Ses mots, ses neiges, ses roses, ses sommeils sur champs, ses roses sur les neiges, ses oiseaux sont comme détachés de leur enveloppe sociale, c’est-à-dire de la syntaxe ordinaire, et apparaissent nus, imprudemment associés les uns aux autres par une syntaxe concise qui inclut la participation de la parole à haute voix: d’où ces signes, points d’exclamation, tirets, traits d’union, italique, permettant au lecteur de lire comme une page d’écriture musicale, une musique cette poésie d’ailleurs toute faite d’images et de souvenirs de la peinture.”
Dans votre musique, on entend beaucoup de traversées de paysages, une mémoire des sensations d’une journée. Utilisez-vous les notes, les harmonies, les silences et les soupirs comme les dernières racines solides pour ordonner et exprimer le vacarme intérieur?
2.3. week-off : “l’art du frisson”
Vous donnez peu d’interviews sans doute pour préserver ce qui doit l’être : le silence et la musique, “cet art des sons” ou plus exactement, comme le dit le poète Pouchkine celui du frisson. “le frisson /qui vient au poète par le son”. Il faut le dire, l’écoute de Week off est un vrai et long frisson. Le son nous arrive par miracle, par une captation amateur lors de l’un de vos concerts (aux rendez-vous d’ailleurs ici à Paris) d’une exilée comme vous, qui a besoin de beauté. Puis, c’est d’ami en ami que circule votre musique, comme chez des enfants pris par la découverte d’un coin de forêt ignoré, heureux de le faire découvrir aux autres. Puis, la fascination est immédiate. On ne décolle pas de l’album et on l’écoute en boucle pour commencer sa journée ou la finir.
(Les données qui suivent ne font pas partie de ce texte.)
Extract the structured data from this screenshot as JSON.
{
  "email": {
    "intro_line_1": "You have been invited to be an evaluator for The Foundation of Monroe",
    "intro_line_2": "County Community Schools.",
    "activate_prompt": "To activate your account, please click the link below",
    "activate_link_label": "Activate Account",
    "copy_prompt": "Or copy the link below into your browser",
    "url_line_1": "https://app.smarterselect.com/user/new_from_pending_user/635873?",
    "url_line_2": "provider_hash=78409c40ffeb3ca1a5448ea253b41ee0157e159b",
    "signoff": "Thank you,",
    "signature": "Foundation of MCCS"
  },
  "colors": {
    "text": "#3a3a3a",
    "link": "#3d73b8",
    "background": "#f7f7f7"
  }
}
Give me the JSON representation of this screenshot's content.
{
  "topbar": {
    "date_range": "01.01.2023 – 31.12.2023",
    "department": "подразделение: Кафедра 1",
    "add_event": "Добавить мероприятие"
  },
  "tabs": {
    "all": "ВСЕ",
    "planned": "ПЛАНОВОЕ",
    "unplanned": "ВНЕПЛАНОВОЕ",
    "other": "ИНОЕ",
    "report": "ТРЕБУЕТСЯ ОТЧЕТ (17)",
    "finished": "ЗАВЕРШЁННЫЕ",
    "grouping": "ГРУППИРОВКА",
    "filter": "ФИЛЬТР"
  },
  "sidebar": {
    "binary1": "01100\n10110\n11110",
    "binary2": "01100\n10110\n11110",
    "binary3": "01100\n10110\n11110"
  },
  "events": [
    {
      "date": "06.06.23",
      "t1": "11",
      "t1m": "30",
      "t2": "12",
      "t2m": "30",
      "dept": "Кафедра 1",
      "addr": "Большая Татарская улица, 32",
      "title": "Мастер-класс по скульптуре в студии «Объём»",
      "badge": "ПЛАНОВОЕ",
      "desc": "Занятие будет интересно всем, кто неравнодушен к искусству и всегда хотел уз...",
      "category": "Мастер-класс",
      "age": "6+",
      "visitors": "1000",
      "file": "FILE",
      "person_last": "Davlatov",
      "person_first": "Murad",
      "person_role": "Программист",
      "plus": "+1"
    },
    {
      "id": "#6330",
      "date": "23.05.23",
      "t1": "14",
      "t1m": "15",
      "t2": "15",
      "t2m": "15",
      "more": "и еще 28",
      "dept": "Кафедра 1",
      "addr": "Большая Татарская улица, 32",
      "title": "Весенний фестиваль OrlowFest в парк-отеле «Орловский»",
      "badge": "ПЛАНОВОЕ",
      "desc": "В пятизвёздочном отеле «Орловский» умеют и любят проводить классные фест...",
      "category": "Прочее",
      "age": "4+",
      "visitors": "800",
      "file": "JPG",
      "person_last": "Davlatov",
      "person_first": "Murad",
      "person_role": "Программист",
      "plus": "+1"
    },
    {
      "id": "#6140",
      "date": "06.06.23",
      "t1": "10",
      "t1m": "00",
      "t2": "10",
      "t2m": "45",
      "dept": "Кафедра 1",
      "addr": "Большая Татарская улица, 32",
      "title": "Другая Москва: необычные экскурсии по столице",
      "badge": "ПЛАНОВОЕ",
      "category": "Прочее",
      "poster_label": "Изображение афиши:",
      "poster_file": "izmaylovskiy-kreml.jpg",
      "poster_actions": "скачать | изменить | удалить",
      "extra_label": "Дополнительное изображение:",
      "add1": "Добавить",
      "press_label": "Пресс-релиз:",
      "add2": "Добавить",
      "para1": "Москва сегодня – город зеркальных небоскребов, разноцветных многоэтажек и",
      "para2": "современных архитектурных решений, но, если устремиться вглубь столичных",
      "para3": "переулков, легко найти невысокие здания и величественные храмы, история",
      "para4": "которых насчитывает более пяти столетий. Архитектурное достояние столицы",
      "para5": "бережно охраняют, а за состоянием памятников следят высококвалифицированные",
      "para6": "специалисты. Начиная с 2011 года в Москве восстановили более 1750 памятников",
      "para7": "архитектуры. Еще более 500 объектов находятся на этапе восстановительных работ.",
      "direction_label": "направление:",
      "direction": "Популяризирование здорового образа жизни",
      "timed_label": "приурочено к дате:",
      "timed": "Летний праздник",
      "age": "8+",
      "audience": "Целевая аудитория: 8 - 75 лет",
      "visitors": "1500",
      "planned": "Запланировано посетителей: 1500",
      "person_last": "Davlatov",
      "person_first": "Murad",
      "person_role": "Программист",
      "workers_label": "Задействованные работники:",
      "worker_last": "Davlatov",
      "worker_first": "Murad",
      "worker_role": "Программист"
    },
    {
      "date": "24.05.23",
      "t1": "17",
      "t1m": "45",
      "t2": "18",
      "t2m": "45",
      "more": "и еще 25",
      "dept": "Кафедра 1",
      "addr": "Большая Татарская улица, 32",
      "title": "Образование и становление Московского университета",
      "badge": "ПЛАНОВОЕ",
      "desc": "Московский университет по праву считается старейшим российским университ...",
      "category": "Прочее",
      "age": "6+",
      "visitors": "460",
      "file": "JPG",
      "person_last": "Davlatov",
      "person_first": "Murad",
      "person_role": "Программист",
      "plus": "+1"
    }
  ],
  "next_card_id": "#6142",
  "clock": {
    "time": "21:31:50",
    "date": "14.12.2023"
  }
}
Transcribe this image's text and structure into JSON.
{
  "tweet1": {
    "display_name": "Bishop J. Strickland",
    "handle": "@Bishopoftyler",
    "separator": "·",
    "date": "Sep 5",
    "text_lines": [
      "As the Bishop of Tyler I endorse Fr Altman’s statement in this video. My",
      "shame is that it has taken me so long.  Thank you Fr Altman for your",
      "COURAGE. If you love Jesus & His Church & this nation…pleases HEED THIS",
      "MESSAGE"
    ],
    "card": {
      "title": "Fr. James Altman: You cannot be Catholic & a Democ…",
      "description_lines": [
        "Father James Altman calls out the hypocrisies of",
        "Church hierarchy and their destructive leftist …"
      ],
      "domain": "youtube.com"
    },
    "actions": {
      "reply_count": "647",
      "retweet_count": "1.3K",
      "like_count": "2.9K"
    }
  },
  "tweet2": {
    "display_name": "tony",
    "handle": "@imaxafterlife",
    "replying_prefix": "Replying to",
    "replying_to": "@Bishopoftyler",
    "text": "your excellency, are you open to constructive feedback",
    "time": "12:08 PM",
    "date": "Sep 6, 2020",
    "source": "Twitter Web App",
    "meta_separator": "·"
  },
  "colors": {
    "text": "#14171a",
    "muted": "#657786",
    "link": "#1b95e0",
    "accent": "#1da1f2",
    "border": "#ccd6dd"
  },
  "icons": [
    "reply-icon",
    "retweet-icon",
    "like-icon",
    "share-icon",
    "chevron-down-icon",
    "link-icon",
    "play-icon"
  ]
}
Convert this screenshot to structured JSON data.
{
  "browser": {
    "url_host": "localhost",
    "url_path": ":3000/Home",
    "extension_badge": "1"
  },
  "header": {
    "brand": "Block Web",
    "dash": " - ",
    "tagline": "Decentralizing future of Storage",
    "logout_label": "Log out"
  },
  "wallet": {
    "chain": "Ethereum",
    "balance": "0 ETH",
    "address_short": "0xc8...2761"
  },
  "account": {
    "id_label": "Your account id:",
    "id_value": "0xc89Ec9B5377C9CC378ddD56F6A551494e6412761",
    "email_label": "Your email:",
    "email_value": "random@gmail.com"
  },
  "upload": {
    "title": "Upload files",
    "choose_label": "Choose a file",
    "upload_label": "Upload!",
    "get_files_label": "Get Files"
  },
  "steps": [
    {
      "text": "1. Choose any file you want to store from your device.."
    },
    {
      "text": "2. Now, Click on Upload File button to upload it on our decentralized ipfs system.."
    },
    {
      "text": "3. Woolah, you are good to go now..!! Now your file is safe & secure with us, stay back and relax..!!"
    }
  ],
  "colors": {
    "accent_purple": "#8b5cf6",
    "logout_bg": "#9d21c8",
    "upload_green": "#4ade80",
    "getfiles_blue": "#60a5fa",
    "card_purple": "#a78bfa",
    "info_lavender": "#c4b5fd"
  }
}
Les 39 minutes de Week off nous portent sur leur dos comme pour retrouver une énergie perdue, un souffle planant au-dessus des eaux et indiquant que la vie reviendra bientôt. Quelles sont vos influences musicales classiques en général et plus particulèrement pour la composition de cette pièce ?
2.4. week-off: recréation ou réparation du monde ?
Votre musique décortique l’homme : elle le met à nu dans sa capacité de destruction et de négation comme dans sa capacité d’éveil à la vie, dans sa bonté et sa contemplation de la beauté, fulgurante, parfois déchirante. En un certain sens, elle adoucit le monde, lui ôte sa brutalité, sa sauvagerie fruste puisqu’elle donne voix aux sensations, aux émotions, à leur fragilité, leur intensité aussi au bord de la brisure ou l’extinction de tout son.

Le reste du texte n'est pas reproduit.